Accouchement extrême, sexe, drogues : cinq émissions que vous ne verrez pas en France

La chaîne américaine Lifetime veut suivre des femmes accouchant en pleine nature, sans aide extérieure. Un nouveau programme de téléréalité qui n'est pas le premier à repousser les limites.

Capture d\'écran de la vidéo YouTube postée le 10 février 2013, montrant une femme en train d\'accoucher seule dans la nature.
Capture d'écran de la vidéo YouTube postée le 10 février 2013, montrant une femme en train d'accoucher seule dans la nature. (BIRTHINNATURE / YOUTUBE / FRANCETV INFO)

Toujours plus loin. La chaîne américain Lifetime repousse les limites de la téléréalité en annonçant la diffusion d'une émission intitulée "Born in the Wild", qui suivra des femmes accouchant en pleine nature, sans assistance médicale.

À peine annoncé, le programme a immédiatement suscité de nombreuses critiques du corps médical. Pourtant, il ne s'agit pas de la première téléréalité polémique. Francetv info revient sur cinq émissions qui ne risquent pas (pour l'instant) d'être adaptées en France.

Born in the Wild : l'accouchement en pleine nature

L'idée de la chaîne Lifetime vient d'une vidéo virale, postée sur YouTube début 2013, qui montre une femme nue, entourée de sa famille, accoucher au bord d'une rivière sans aucune aide. Rien n'est caché, des contractions qui s'accélèrent à l'expulsion du bébé et du placenta.

Cette vidéo explicite contient des images pouvant heurter la sensibilité.

Face aux inquiétudes des médecins, Lifetime promet que toutes les précautions nécessaires sont prises pour assurer la sécurité des participantes et de leur progéniture. Un responsable de la chaîne défend le concept, assurant que les femmes filmées ont déjà accouché à l'hôpital et veulent tester "une nouvelle technique".

"Benefits Street", la rue des allocataires

Bienvenue à "Benefits Street", autrement dit la "Rue des allocations sociales". Début 2014, la chaîne de télévision britannique Channel 4 a proposé à ses téléspectateurs de se plonger dans la vie d'un quartier défavorisé de Birmingham (Royaume-Uni).

LOIC DE LA MORNAIS et THOMAS DONZEL - FRANCE 2

Dans un contexte de débat national sur le système des aides sociales, l'émission dresse un portrait peu reluisant des bénéficiaires. Un couple y confesse par exemple, en riant, avoir été pris en flagrant délit de frauder le système des allocations sociales. De nombreux habitants se sont estimés trahis par la chaîne, qui a également été critiquée par des responsables politiques outre-Manche.

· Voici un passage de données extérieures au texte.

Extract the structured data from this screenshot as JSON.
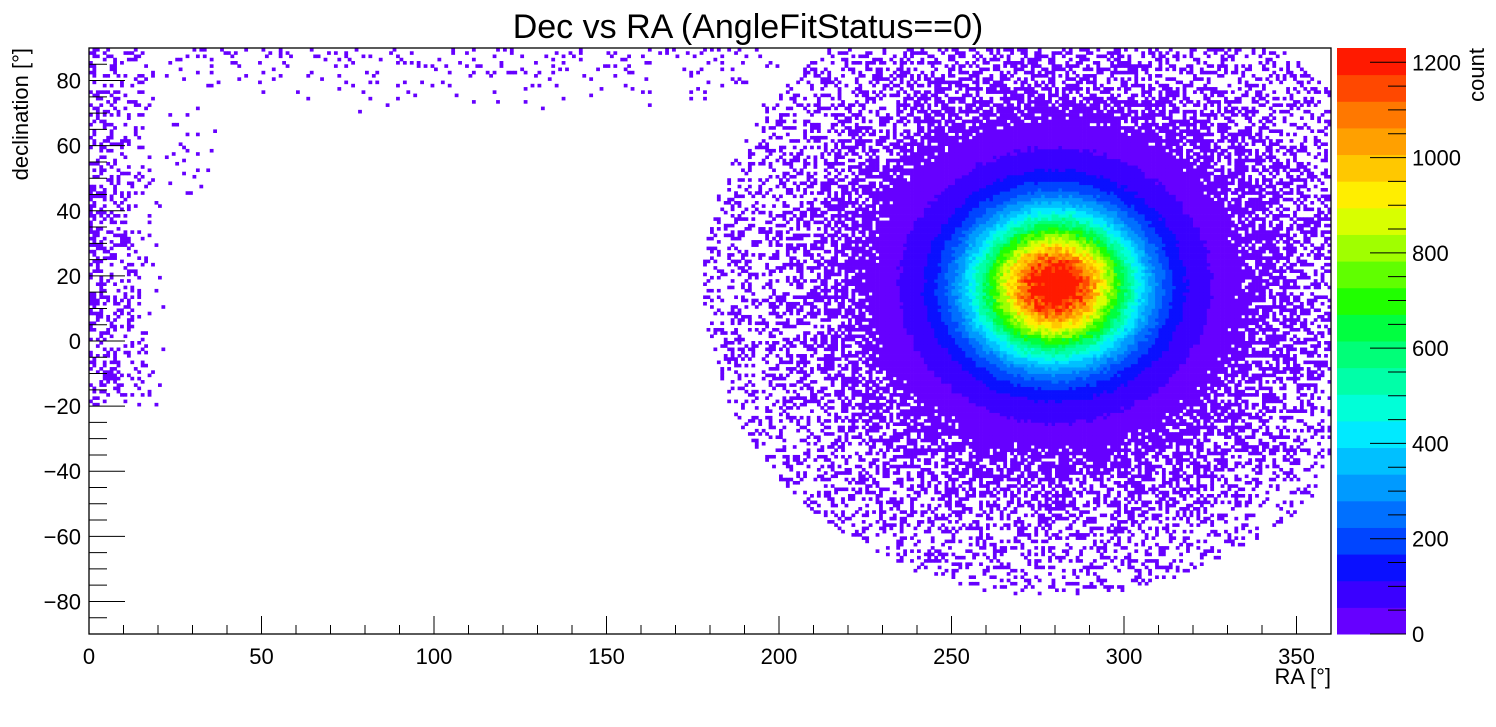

"The undateables", le rendez-vous des célibataires malades

Ils sont "incasables", selon le programme. Dans "The undateables", lancé en 2012 sur la chaîne britannique Channel 4, des "célibataires hors du commun" sont suivis lors de leurs rendez-vous amoureux par les caméras, raconte Télérama.

Sauf que ces personnes à la recherche de l'amour ne sont pas de simples quidams. Physique disgracieux, problèmes d'élocution, maladies génétiques... l'émission sélectionne ses candidats, note le magazine, qui explique que les critiques anglais sont divisés sur l'impact du programme : exploitation de la misère affective ou dédramatisation de la maladie ?

"Spuiten en Slikken", le grand test des drogues

Les Pays-Bas sont devenus des spécialistes de la téléréalité trash. La chaîne BNN a diffusé l'émission "Spuiten en Slikken", ce qui signifie "se piquer et avaler", où des volontaires expérimentent toutes sortes de drogues ou de pratiques sexuelles.

A son lancement en 2005, l'émission a fait débat au Parlement néerlandais, rappelle Libération, où des députés du Parti démocrate chrétien se sont inquiétés "du mauvais exemple" donné aux jeunes. Craignant un effet "d'incitation" sur la consommation de drogues, ils avaient demandé l'intervention du ministre de la Justice, qui avait refusé d'interdire le programme.

"The Sex Inspectors", vos ébats décortiqués

Au lit, ça ne va pas fort ? Pas de panique, vous pouvez appeler les "inspecteurs du sexe". Diffusée sur Channel 4 au Royaume-Uni, l'émission "The Sex Inspectors" propose à des couples en proie à des difficultés sexuelles de se faire conseiller, à condition d'accepter de voir leurs ébats disséqués par deux experts.

Chaque partenaire doit ensuite dévoiler ses fantasmes aux coachs, explique Néon, avant d'ensuite les mettre en pratique face aux caméras de l'émission. Moins discret que le cabinet d'un sexologue, note le magazine.